Missouri Department of Health and Senior Services Director Dr. Randall Williams said he’s fine with encouraging more tourism in the state.
“We would love to see people take advantage of our beautiful natural settings,” Williams said, noting it’s often easy to social distance outdoors.
He stressed that social distancing, using hand sanitizer and wearing masks when close contact can't be avoided remain important health precautions, noting that contract tracing in Missouri has shown a single infected person can pass the coronavirus to as many as 15 people at large gatherings absent such measures.
“We just really want to emphasize that if you use good hand washing and you social distance and, if you can’t social distance, you use a face mask, we feel really good about it,” Williams said.
He said he feels comfortable inviting people even from out of state “if you’re going to do those three things.”
“Now, if you’re not going to do those three things, then I don’t feel as comfortable telling you that,” Williams said.

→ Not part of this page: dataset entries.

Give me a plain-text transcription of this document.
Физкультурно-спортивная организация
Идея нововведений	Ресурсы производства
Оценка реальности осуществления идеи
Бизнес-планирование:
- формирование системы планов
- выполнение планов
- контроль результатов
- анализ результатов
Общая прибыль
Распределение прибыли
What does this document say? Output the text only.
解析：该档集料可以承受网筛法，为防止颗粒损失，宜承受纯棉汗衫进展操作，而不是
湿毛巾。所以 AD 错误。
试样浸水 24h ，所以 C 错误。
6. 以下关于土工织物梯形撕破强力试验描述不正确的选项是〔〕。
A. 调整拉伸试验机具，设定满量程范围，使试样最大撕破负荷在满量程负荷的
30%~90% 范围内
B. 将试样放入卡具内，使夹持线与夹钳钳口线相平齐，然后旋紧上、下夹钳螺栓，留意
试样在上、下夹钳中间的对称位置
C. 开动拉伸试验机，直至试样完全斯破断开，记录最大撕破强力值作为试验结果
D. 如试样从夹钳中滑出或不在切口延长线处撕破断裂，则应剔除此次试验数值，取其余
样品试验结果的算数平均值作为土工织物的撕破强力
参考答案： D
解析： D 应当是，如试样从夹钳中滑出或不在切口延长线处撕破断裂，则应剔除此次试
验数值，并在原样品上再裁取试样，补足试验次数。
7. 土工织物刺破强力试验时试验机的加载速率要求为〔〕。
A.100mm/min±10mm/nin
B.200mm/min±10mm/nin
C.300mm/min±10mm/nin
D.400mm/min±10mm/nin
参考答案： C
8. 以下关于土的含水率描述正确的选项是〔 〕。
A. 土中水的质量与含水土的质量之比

Formal guidelines for the tourism program will be published later this week, according to Dixon.
Events venues and theaters will not be eligible for funding through the program, but Dixon welcomed those businesses to explore the Small Business Grant Program, which was announced earlier in the week.
That program, which began accepting applications Wednesday, includes up to $30 million for grants to small businesses disrupted by the pandemic to help fund salaries, redesign websites for the pivot to e-commerce or afford to lease additional space to accommodate social distancing.
The program also includes $7.5 million dedicated exclusively to family-owned farms and family farm corporations.
The Small Business Grant Programs is only available to businesses employing 50 people or less and covered expenses must have occurred from March 1 to Nov. 15, 2020.